One example is a contract offering a cryptocurrency reward for hacking a particular website. Ethereum’s programming language makes it possible for the contract to control the promised funds. It will release them only to someone who provides proof of having carried out the job, in the form of a cryptographically verifiable string added to the defaced site.
Contracts with a similar design could be used to commission many kinds of crime, say the researchers. Most provocatively, they outline a version designed to arrange the assassination of a public figure. A person wishing to claim the bounty would have to send information such as the time and place of the killing in advance. The contract would pay out after verifying that those details had appeared in several trusted news sources, such as news wires. A similar approach could be used for lesser physical crimes, such as high-profile vandalism.

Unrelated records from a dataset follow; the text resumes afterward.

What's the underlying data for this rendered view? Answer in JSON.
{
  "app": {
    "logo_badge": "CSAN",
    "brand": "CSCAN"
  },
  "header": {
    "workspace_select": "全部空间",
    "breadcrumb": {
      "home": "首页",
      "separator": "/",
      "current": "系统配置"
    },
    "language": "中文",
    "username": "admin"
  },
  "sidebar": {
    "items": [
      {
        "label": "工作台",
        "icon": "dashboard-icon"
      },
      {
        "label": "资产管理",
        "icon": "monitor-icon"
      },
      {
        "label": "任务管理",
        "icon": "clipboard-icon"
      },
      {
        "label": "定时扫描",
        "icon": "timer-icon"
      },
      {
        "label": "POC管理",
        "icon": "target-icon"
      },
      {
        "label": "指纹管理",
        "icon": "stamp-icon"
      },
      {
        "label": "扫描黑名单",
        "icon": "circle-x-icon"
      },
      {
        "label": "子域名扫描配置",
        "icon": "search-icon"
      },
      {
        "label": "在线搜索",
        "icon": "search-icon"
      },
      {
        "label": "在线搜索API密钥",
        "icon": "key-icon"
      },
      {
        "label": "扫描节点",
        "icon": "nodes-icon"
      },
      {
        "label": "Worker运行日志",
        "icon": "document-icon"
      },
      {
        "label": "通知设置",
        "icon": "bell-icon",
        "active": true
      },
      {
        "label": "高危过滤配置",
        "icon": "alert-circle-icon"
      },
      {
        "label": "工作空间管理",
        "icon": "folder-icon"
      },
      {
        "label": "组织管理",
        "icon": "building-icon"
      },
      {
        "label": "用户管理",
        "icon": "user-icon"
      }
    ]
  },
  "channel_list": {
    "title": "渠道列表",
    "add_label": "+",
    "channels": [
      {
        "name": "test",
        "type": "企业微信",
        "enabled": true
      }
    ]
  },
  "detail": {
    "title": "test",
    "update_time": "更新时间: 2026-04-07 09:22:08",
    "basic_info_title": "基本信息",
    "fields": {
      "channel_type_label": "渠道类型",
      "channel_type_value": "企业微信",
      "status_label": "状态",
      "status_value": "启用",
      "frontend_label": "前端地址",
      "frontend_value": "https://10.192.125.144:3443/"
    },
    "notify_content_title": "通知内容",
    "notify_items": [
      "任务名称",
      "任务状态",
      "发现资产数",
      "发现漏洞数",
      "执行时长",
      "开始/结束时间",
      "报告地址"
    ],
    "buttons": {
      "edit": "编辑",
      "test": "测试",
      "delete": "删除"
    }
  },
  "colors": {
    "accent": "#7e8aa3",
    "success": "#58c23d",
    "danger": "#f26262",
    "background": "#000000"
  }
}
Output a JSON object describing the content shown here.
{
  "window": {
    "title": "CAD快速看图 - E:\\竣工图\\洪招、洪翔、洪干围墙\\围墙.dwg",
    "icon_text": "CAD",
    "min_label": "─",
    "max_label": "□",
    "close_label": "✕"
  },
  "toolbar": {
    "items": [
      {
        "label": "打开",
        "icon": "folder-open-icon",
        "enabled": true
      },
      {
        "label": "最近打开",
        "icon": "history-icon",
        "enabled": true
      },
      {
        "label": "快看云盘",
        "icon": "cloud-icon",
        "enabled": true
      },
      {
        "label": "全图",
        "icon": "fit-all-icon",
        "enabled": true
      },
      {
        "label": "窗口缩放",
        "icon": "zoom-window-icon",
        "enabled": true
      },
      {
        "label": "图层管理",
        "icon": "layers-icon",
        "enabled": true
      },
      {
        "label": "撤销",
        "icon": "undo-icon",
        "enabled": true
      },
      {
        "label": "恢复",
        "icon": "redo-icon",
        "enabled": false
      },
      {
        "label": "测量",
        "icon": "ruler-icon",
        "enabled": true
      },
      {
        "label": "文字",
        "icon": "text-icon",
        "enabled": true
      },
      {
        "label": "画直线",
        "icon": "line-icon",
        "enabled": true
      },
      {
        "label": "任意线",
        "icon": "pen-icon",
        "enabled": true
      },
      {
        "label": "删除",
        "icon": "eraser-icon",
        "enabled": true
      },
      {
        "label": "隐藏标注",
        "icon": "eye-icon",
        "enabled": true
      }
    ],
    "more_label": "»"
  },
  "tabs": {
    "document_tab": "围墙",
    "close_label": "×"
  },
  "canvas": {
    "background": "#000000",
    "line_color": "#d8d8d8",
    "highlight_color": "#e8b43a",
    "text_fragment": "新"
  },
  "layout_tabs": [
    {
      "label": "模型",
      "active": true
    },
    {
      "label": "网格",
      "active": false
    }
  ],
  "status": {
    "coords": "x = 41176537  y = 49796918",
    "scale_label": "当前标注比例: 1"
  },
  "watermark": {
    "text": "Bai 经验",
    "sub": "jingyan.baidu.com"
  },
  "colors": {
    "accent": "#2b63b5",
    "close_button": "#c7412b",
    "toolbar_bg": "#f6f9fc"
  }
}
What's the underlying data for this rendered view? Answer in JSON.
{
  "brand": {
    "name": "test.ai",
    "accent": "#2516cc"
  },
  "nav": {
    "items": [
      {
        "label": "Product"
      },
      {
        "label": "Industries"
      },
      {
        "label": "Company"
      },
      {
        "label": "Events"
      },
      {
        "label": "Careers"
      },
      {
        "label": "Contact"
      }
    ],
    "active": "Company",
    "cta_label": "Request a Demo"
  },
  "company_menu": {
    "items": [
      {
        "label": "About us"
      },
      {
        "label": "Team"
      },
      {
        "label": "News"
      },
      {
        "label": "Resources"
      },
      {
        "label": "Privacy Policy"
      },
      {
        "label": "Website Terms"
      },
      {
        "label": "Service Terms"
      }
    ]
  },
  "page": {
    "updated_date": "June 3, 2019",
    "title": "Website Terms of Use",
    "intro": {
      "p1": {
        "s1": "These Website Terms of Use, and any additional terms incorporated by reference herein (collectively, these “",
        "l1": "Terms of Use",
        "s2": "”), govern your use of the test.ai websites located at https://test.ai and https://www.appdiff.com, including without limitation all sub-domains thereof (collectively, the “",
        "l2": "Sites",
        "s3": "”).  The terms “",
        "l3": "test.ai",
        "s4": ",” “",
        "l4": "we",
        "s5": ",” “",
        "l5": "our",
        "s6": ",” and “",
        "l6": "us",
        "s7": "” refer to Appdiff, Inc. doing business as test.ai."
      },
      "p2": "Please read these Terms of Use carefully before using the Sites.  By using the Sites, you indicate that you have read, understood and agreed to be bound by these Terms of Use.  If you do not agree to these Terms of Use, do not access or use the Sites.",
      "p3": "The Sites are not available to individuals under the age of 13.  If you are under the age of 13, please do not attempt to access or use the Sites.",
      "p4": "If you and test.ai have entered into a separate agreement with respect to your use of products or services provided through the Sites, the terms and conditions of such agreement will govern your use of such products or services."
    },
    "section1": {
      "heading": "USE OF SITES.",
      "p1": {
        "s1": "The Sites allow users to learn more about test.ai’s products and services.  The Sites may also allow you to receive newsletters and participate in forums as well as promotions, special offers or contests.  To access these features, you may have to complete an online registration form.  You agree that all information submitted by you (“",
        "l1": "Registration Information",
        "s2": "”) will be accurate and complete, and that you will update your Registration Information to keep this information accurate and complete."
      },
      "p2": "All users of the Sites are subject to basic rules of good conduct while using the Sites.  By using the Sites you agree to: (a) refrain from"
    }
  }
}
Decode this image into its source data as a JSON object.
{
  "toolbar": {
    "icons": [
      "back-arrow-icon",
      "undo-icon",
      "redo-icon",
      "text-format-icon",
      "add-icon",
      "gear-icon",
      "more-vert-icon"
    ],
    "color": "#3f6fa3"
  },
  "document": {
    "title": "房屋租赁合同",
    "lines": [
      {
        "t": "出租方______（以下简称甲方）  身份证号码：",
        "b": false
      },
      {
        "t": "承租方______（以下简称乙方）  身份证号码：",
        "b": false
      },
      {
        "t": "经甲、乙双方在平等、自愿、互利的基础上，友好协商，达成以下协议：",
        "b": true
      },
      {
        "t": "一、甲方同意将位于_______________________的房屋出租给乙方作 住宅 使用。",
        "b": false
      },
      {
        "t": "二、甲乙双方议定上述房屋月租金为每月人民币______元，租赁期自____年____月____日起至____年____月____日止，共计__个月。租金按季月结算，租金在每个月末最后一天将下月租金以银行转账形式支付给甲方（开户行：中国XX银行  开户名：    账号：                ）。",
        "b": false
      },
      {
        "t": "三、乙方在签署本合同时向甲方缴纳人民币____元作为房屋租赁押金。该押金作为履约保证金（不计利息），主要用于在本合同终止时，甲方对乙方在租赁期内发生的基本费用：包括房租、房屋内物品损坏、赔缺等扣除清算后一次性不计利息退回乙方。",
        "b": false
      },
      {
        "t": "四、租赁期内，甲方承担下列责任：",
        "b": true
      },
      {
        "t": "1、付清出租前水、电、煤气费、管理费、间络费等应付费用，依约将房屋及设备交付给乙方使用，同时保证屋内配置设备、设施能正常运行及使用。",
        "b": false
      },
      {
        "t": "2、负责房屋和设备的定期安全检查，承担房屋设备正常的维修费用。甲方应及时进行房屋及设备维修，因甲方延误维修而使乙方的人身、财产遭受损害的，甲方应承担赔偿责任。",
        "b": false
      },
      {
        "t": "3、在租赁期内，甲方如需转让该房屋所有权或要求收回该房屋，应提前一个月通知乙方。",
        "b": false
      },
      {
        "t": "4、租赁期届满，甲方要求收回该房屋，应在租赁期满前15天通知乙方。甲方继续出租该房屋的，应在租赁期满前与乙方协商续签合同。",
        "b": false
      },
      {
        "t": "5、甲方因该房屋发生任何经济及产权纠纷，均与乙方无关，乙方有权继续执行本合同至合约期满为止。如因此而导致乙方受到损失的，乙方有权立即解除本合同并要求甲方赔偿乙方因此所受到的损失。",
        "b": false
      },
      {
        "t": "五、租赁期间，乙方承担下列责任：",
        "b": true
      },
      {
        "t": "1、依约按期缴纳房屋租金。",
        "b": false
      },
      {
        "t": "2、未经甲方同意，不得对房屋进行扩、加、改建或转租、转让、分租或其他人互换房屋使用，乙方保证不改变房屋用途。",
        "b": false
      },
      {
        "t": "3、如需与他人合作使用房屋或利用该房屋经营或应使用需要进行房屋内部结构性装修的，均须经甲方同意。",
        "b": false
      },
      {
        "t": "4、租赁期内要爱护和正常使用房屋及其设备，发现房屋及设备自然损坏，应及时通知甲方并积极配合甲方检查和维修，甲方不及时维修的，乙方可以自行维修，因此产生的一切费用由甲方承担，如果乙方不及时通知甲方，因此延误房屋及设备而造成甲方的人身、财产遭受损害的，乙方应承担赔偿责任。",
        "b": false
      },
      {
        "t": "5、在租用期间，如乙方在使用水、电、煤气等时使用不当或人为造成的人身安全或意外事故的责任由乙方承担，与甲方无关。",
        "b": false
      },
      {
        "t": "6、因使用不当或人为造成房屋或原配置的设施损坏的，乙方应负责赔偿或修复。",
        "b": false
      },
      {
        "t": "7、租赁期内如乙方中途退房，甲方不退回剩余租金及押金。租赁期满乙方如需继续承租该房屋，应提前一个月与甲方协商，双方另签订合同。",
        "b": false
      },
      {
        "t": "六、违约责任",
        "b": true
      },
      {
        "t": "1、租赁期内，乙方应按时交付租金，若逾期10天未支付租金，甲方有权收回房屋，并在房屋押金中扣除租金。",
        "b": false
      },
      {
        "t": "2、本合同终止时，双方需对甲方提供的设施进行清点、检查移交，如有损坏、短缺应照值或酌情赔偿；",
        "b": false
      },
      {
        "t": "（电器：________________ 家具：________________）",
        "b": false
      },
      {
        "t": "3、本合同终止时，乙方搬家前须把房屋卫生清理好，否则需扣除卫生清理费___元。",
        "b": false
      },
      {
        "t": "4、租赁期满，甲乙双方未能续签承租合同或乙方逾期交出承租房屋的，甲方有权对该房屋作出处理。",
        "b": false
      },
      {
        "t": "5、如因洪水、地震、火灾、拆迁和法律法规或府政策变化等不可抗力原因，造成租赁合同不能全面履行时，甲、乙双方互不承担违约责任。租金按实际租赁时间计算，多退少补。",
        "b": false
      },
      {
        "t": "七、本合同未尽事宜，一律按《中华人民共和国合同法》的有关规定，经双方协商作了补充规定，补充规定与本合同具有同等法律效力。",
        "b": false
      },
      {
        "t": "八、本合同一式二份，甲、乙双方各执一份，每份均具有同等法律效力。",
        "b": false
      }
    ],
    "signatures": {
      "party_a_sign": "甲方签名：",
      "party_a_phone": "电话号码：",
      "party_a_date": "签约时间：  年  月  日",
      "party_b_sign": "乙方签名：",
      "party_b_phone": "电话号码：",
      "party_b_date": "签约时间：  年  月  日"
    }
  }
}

“It was a bit of a surprise to me that these types of crimes in the physical world could be enabled by a digital system,” says Juels. He and his coauthors say they are trying to publicize the potential for such activity to get technologists and policy makers thinking about how to make sure the positives of smart contracts outweigh the negatives.
“We are optimistic about their beneficial applications, but crime is something that is going to have to be dealt with in an effective way if those benefits are to bear fruit,” says Shi.
Nicolas Christin, an assistant professor at Carnegie Mellon University who has studied criminal uses of Bitcoin, agrees there is potential for smart contracts to be embraced by the underground. “It will not be surprising,” he says. “Fringe businesses tend to be the first adopters of new technologies, because they don’t have anything to lose.”
...
Gavin Wood, chief technology officer at Ethereum, notes that legitimate businesses are already planning to make use of his technology—for example, to provide a digitally transferable proof of ownership of gold.
However, Wood acknowledges it is likely that Ethereum will be used in ways that break the law—and even says that is part of what makes the technology interesting. Just as file sharing found widespread unauthorized use and forced changes in the entertainment and tech industries, illicit activity enabled by Ethereum could change the world, he says.
“The potential for Ethereum to alter aspects of society is of significant magnitude,” says Wood. “This is something that would provide a technical basis for all sorts of social changes and I find that exciting.”
For example, Wood says that Ethereum’s software could be used to create a decentralized version of a service such as Uber, connecting people wanting to go somewhere with someone willing to take them, and handling the payments without the need for a company in the middle. Regulators like those harrying Uber in many places around the world would be left with nothing to target. “You can implement any Web service without there being a legal entity behind it,” he says. “The idea of making certain things impossible to legislate against is really interesting.”
4. Symphony, Wall Street’s fancy new bank-to-bank messaging system that sports super-encryption even the government can’t break, just went live. And they did so only after coming to an agreement with the New York Department of Financial Services over concerns that Symphony’s clients were going to be hiding incriminating evidence from regulators: Symphony agrees to keep copies of client messages for seven years. Additionally, for four banks — Goldman Sachs, Deutsche Bank, Credit Suisse and Bank of New York Mellon — that are both investors in Symphony and, in most cases, perpetrators of the giant Libor-rigging cartel arranged via a chat system, they also have to give copies of their encryption keys to an independent custodian.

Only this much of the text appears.